Reference: Ceph Distributed Storage Hybrid Hardware Architecture Solution

Ceph best practices

Node hardware configuration

OSD node configuration

For IOPS-intensive scenarios, the server configuration recommendations are as follows:
OSD: Configure four OSDs (lvm) on each NVMe SSD.
Controller: use Native PCIe bus.
Network: 12osd/10 Gigabit
memory: 16G + 2G/osd
CPU: 5c/ssd

For high-throughput type, the server configuration recommendations are as follows:
OSD: HDD/7200 RPM
Network: 12osd/10 Gigabit ports
Memory: 16G + 2G/osd
CPU: 1c/hdd

For high-capacity models, the server configuration recommendations are as follows:
OSDs: HDD/7200 RPM
Network: 12osd/10 Gigabit ports
Memory: 16G + 2G/osd
CPU: 1c/hdd

CPU中的1C = 1GHz

Other node configurations:
MDS: 4C/2G/10Gbps
Monitor: 2C/2G/10Gbps
Manager: 2C/2G/10Gbps
Bluestore: slow, DB and WAL ratio
slow(SATA):DB(SSD):WAL(NVMe SSD)=100:1:1

Ceph cluster practice plan

hardware recommendation

Take 1PB as an example, high throughput type

Number of OSD nodes
: 21
CPU: 16c
Memory: 64G
Network: 10Gbps * 2
Hard disk: 7200 RPM HDD/4T * 12 (12 OSD + 1 system)
System: Ubuntu 18.04

Monitor node
quantity: 3
CPU: 2c
memory: 2G
network: 10Gbps * 2
hard disk: 20G
system: Ubuntu 18.04

Number of Manager nodes
: 2
CPU: 2c
Memory: 2G
Network: 10Gbps * 2
Hard Disk: 20G
System: Ubuntu 18.04

Number of MDS (for cephFS)
: 2
CPU: 4c
Memory: 2G
Network: 10Gbps * 2
Hard Disk: 20G
System: Ubuntu 18.04

Intel Hardware Solution White Paper

PCIe/NVMe SSD: mechanical hard disk 1:12. Intel PCIe/NVMe P3700 as log disk

SATA solid state disk: mechanical hard disk 1:4. Intel SATA P3700 used as log disk

good configuration better configuration best configuration
CPU Intel Xeon Processor E5-2650v3 Intel Xeon Processor E5-2690 Intel Xeon Processor E5-2699v3
network card 10GbE 10GbE * 2 10GbE*4 + 2*40GbE
driver 1 * 1.6TB P3700 + 12 * 4T SAS (1:12) (P3700 for log and cache drives) 1 * 800GB P3700 + 4*1.6TB S510 (P3700 for log and cache drive) 4-6 2TB P3700
Memory 64GB 128GB >=128GB

A PCIe/NVMe SSD can be used as a journal drive, and a high-capacity, low-cost SATA SSD can be used as an OSD data drive. This configuration is most cost-effective for use cases/applications that require high performance, especially high IOPS and SLAs, and have moderate storage capacity requirements

Reference:  Intel Solutions for Ceph Deployments

New methods and ideas for Ceph performance optimization

The redhat official website gives the recommended Ceph cluster server hardware configuration (including CPU/Memory/Disk/Network) for different application scenarios. It is only used as a reference for server configuration selection and is not recommended.

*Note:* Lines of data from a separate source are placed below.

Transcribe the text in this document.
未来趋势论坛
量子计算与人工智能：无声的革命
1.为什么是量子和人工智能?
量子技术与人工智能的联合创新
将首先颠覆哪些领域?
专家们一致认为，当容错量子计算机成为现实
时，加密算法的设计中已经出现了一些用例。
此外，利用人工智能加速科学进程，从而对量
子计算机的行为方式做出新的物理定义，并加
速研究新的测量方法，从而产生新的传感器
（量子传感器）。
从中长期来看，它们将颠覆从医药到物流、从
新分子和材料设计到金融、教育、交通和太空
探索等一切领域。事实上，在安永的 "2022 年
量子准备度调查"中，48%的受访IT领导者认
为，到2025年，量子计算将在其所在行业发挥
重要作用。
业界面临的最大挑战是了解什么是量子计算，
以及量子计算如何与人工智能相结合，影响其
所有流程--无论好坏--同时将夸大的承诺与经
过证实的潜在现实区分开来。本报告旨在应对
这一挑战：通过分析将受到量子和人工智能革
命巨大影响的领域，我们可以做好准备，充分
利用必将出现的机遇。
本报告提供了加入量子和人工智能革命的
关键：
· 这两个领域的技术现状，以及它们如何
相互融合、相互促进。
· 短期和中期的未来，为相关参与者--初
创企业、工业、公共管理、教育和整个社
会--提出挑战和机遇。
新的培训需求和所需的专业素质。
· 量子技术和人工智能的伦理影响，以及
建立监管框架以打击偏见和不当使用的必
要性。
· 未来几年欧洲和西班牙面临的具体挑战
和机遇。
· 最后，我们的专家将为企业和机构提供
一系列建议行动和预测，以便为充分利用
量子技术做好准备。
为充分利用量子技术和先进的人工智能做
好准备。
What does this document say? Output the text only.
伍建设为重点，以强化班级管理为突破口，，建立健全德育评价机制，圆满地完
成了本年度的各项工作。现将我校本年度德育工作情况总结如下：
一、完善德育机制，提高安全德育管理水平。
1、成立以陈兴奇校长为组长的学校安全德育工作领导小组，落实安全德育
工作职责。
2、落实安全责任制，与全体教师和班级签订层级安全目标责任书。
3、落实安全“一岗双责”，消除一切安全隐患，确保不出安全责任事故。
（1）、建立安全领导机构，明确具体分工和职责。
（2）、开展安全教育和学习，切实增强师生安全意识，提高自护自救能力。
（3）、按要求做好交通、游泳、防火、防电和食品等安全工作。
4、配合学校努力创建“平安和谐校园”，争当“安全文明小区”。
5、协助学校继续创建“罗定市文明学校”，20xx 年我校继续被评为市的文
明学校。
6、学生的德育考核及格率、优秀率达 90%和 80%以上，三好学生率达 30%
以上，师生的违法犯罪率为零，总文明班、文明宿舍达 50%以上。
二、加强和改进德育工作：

Scenarios include the following:

Scenario: One side focuses on IOPS (IOPS with low latency), such as those with high real-time requirements but a small amount of data. Such as order generation.

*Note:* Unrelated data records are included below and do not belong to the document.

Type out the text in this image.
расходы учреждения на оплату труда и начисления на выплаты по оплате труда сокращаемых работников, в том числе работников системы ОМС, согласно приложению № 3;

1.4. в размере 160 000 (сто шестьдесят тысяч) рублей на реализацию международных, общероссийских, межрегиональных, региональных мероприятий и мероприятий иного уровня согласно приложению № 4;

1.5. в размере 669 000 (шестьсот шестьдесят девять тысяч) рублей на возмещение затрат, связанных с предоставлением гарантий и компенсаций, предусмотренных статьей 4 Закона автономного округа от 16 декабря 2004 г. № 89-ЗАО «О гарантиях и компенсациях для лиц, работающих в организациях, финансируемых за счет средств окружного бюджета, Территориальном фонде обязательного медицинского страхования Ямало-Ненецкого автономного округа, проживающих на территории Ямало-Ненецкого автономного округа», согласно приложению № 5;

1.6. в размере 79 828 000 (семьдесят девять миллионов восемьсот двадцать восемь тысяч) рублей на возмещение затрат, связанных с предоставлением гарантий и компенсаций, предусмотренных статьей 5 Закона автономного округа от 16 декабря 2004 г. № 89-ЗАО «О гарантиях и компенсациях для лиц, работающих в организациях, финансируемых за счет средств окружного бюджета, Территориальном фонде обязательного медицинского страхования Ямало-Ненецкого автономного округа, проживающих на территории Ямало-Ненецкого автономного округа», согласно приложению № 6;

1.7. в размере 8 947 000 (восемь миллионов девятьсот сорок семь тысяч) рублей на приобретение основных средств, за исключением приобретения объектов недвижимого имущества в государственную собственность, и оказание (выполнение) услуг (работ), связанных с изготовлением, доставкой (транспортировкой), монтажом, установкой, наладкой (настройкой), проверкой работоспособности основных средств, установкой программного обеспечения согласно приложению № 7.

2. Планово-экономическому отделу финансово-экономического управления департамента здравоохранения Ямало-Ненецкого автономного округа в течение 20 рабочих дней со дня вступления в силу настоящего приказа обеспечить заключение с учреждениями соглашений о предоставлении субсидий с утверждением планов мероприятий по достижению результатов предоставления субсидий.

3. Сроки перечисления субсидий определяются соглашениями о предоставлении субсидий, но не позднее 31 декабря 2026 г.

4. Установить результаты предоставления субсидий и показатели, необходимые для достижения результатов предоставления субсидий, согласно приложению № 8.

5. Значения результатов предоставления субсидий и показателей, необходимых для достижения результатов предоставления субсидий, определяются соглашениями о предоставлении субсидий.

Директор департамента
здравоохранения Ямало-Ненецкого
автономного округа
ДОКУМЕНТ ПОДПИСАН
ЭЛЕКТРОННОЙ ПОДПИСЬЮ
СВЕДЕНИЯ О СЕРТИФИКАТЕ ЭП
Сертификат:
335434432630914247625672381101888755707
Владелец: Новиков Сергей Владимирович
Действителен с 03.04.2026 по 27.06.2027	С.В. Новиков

Scenario 2: Focus on Throughput (throughput priority), high throughput, but appropriate IOPS latency requirements. For example, live streaming.

Scenario 3: Focus on capacity and price Cost/Capacity (large storage capacity), such as the storage of large files.

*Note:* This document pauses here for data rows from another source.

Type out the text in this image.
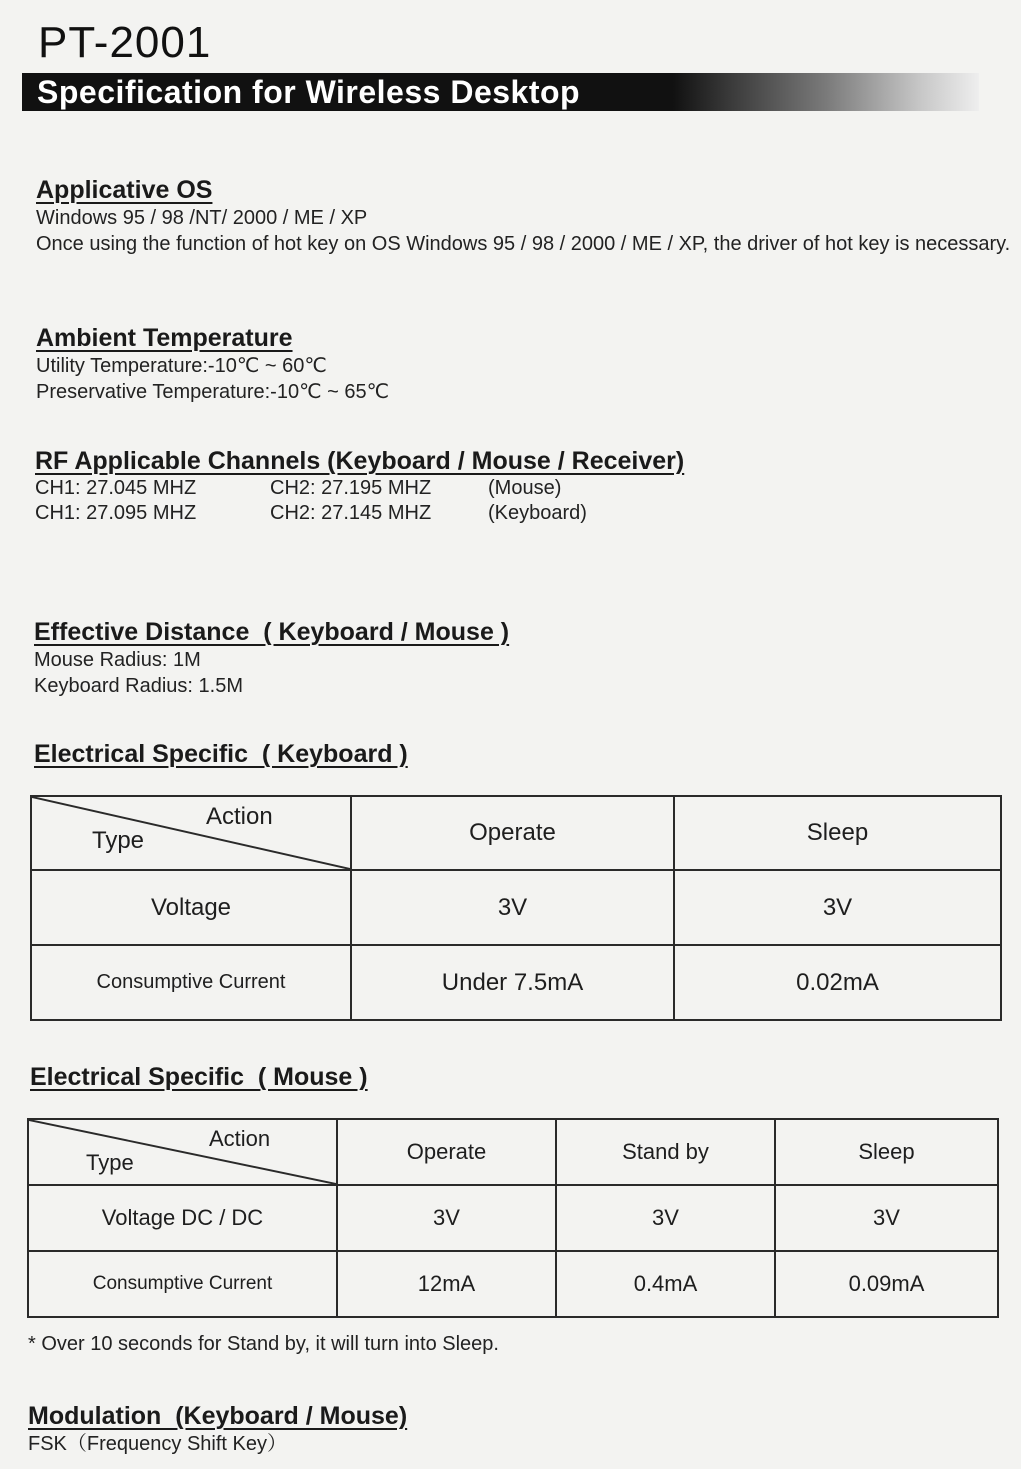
PT-2001
Specification for Wireless Desktop
Applicative OS

Windows 95 / 98 /NT/ 2000 / ME / XP

Once using the function of hot key on OS Windows 95 / 98 / 2000 / ME / XP, the driver of hot key is necessary.

Ambient Temperature

Utility Temperature:-10℃ ~ 60℃

Preservative Temperature:-10℃ ~ 65℃

RF Applicable Channels (Keyboard / Mouse / Receiver)
CH1: 27.045 MHZ	CH2: 27.195 MHZ	(Mouse)
CH1: 27.095 MHZ	CH2: 27.145 MHZ	(Keyboard)
Effective Distance  ( Keyboard / Mouse )

Mouse Radius: 1M

Keyboard Radius: 1.5M

Electrical Specific  ( Keyboard )
Action
Type	Operate	Sleep
Voltage	3V	3V
Consumptive Current	Under 7.5mA	0.02mA
Electrical Specific  ( Mouse )
Action
Type	Operate	Stand by	Sleep
Voltage DC / DC	3V	3V	3V
Consumptive Current	12mA	0.4mA	0.09mA
* Over 10 seconds for Stand by, it will turn into Sleep.
Modulation  (Keyboard / Mouse)

FSK（Frequency Shift Key）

Red Hat CEPH Deployment Hardware Configuration Guide

Enterprise ceph application version selection and suggestions for using ssd+sata application bulestore engine

(1) Generally, the LTS version is about 2 years back from the current year, so the current stable version is the M version mimic.
(2) wal is the write-ahead log of RocksDB, which is equivalent to the previous journal data, and db is the metadata information of RocksDB. The disk selection principle is block.wal > block.db > block. Of course, all the data can also be placed on the same disk.
(3) By default, the sizes of wal and db are 512 MB and 1GB respectively. The official recommendation is to adjust block.db to be 4% of the main device, while block.wal is divided into about 6%, and the two add up to about 10%.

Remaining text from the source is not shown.